Jennel baissa les yeux, triturant une mèche de cheveux.
Love this story? Find the genuine version on the author's preferred platform and support their work!
? Un pas après l’autre ?, répéta-t-elle, presque pour elle-même.
Quelques instants de silence.
Alan le rompit d’une voix calme, presque trop douce pour la tension qui flottait entre eux.
? Et l’amour ? ?
Jennel releva les yeux, surprise. Son expression vacilla entre la gêne et la confusion.
? L’amour ? ? répéta-t-elle, comme si elle n’avait pas bien entendu.
Alan hocha lentement la tête. ? Oui… L’amour. Est-ce que c’est quelque chose dont tu peux parler ? ?
Jennel détourna le regard.
? Je… Je ne sais pas ?, murmura-t-elle. ? Je n’ai pas le droit. ?
Alan fron?a légèrement les sourcils. ? Pas le droit ? Pourquoi ? ?
Jennel prit une longue inspiration, cherchant ses mots.
? Parce que… ? Elle s’interrompit, visiblement mal à l’aise. ? Parce que c’est égo?ste. Ce monde… ce qu’il est devenu… Je ne peux pas me permettre de penser à ?a. ?
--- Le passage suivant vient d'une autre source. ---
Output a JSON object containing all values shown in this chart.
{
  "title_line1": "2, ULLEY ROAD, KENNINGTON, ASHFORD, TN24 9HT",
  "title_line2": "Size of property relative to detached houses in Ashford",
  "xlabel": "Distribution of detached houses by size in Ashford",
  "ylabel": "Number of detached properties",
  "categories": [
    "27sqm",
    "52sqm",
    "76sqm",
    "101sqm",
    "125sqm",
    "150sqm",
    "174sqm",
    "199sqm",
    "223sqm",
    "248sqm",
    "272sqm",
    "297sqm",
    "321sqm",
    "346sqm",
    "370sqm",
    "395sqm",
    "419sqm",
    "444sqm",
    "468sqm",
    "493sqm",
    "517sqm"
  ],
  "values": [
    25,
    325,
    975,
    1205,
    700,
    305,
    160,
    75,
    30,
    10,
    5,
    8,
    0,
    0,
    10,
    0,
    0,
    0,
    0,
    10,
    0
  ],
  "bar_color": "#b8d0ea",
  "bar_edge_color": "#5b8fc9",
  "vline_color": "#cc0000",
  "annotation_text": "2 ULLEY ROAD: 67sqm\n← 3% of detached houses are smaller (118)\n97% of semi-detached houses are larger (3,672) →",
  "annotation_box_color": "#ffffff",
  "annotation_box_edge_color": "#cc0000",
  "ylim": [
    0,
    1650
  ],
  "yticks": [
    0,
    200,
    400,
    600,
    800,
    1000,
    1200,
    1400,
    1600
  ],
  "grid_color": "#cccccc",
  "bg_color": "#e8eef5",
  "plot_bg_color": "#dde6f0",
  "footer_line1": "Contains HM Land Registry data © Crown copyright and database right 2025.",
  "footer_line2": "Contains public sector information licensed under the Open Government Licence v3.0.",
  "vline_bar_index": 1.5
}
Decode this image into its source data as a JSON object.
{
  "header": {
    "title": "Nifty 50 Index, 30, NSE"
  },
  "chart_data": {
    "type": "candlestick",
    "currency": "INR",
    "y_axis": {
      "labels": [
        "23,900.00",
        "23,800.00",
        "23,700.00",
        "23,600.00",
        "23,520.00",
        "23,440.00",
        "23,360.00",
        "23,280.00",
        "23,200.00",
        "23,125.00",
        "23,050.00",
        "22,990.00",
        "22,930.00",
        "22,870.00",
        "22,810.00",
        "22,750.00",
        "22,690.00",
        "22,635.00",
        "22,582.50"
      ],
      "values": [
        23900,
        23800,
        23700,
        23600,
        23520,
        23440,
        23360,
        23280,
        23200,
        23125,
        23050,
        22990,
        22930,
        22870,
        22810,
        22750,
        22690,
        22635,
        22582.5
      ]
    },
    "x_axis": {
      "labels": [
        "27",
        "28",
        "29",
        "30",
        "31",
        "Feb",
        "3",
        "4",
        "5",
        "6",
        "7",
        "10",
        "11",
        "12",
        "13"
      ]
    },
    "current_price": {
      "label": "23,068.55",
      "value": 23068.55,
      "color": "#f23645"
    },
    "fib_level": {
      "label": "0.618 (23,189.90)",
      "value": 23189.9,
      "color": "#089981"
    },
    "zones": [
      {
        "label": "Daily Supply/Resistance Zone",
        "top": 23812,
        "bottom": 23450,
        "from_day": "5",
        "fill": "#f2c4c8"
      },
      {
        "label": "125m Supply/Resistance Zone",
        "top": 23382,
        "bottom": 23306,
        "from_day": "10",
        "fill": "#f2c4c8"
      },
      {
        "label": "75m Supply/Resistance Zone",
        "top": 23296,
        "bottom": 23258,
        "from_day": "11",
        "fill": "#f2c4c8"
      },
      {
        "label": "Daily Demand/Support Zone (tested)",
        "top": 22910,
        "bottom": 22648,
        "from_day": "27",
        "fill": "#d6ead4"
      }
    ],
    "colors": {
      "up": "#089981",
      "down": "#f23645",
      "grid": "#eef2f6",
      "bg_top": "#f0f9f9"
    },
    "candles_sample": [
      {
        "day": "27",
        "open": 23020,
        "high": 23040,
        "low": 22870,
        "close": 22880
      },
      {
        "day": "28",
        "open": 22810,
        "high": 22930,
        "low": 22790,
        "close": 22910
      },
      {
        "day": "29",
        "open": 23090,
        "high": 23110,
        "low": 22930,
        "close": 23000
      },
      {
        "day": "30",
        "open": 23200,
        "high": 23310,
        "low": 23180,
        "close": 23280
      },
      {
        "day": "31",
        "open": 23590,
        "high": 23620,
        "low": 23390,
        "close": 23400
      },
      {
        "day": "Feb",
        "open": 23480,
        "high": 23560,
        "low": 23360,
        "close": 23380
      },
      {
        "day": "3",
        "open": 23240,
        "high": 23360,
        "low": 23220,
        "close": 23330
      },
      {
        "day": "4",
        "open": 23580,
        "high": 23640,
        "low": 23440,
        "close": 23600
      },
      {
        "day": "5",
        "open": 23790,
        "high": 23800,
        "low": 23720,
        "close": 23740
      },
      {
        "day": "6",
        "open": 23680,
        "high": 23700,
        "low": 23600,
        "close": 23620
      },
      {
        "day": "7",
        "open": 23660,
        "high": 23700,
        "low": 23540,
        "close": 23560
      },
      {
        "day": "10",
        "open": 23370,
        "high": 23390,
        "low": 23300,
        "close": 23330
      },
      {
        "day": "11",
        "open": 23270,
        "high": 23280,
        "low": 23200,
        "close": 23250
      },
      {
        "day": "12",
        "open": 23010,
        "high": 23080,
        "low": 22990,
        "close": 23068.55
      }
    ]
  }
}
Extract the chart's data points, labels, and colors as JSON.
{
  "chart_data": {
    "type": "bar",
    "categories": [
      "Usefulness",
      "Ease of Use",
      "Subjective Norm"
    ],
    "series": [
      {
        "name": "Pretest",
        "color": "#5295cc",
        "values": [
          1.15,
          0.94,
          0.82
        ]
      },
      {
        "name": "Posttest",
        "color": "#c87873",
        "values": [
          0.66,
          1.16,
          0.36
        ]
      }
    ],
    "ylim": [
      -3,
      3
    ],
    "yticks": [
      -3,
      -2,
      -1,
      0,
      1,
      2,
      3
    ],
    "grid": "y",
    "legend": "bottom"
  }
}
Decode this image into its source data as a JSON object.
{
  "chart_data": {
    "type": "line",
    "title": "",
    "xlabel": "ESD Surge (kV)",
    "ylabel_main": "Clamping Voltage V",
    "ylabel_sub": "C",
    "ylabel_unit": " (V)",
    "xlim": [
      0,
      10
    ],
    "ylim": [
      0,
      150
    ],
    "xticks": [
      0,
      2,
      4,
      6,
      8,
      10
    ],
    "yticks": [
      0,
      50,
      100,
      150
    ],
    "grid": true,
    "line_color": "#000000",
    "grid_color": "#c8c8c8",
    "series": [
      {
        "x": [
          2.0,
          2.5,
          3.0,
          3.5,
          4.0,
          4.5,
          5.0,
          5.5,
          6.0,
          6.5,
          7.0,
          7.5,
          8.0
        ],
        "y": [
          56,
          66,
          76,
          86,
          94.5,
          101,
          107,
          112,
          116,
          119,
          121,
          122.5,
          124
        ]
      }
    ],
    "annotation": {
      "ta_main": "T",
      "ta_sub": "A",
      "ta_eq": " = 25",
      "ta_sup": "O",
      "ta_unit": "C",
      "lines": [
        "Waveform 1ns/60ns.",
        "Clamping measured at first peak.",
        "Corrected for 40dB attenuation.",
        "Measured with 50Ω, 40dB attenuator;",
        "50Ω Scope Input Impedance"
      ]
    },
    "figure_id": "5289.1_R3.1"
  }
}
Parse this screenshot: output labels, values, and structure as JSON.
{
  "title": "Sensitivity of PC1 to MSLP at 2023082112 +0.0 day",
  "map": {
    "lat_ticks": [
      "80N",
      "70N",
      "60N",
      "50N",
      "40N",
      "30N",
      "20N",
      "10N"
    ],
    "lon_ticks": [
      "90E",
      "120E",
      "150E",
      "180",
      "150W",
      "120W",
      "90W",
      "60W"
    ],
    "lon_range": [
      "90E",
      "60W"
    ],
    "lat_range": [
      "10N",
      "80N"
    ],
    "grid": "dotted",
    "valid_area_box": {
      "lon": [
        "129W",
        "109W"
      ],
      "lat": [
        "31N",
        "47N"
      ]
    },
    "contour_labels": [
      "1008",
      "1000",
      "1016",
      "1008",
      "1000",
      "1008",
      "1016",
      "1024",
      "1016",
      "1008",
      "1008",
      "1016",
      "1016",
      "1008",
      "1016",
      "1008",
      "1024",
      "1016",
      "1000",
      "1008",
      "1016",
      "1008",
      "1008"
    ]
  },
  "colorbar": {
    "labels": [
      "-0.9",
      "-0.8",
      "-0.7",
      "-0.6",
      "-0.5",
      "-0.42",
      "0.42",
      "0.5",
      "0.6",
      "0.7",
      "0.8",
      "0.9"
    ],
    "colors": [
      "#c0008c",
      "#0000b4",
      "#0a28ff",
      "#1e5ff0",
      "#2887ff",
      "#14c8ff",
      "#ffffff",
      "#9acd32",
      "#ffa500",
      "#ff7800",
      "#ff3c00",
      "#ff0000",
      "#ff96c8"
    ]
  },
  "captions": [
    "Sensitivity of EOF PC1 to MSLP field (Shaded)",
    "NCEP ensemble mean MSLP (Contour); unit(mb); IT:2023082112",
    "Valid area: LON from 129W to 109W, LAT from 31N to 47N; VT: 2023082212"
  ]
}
Alan resta silencieux, lui laissant l’espace pour continuer.
? Je me dis que ce serait une trahison envers ceux qui ne sont plus là ?, ajouta-t-elle, la voix tremblante. ? Aimer quelqu’un, alors que tant d’autres sont morts… Est-ce que j’en ai le droit ? Est-ce que je peux me permettre de ressentir ?a ? ?
Elle passa une main dans ses cheveux, visiblement troublée.? Mais… le pourrais-je ? ? murmura-t-elle presque pour elle-même, le regard perdu à nouveau.
Alan tendit une main vers elle, fr?lant doucement la sienne.
? Ce n’est pas une question de droit ?, dit-il doucement. ? C’est une question de vie. ?? L’amour est une victoire sur l’ennemi. ?
Avant le départ du groupe, Michel s’approcha d’Alan, un air grave sur le visage. La lumière tamisée de l’aube dessinait des ombres profondes sur ses traits fatigués.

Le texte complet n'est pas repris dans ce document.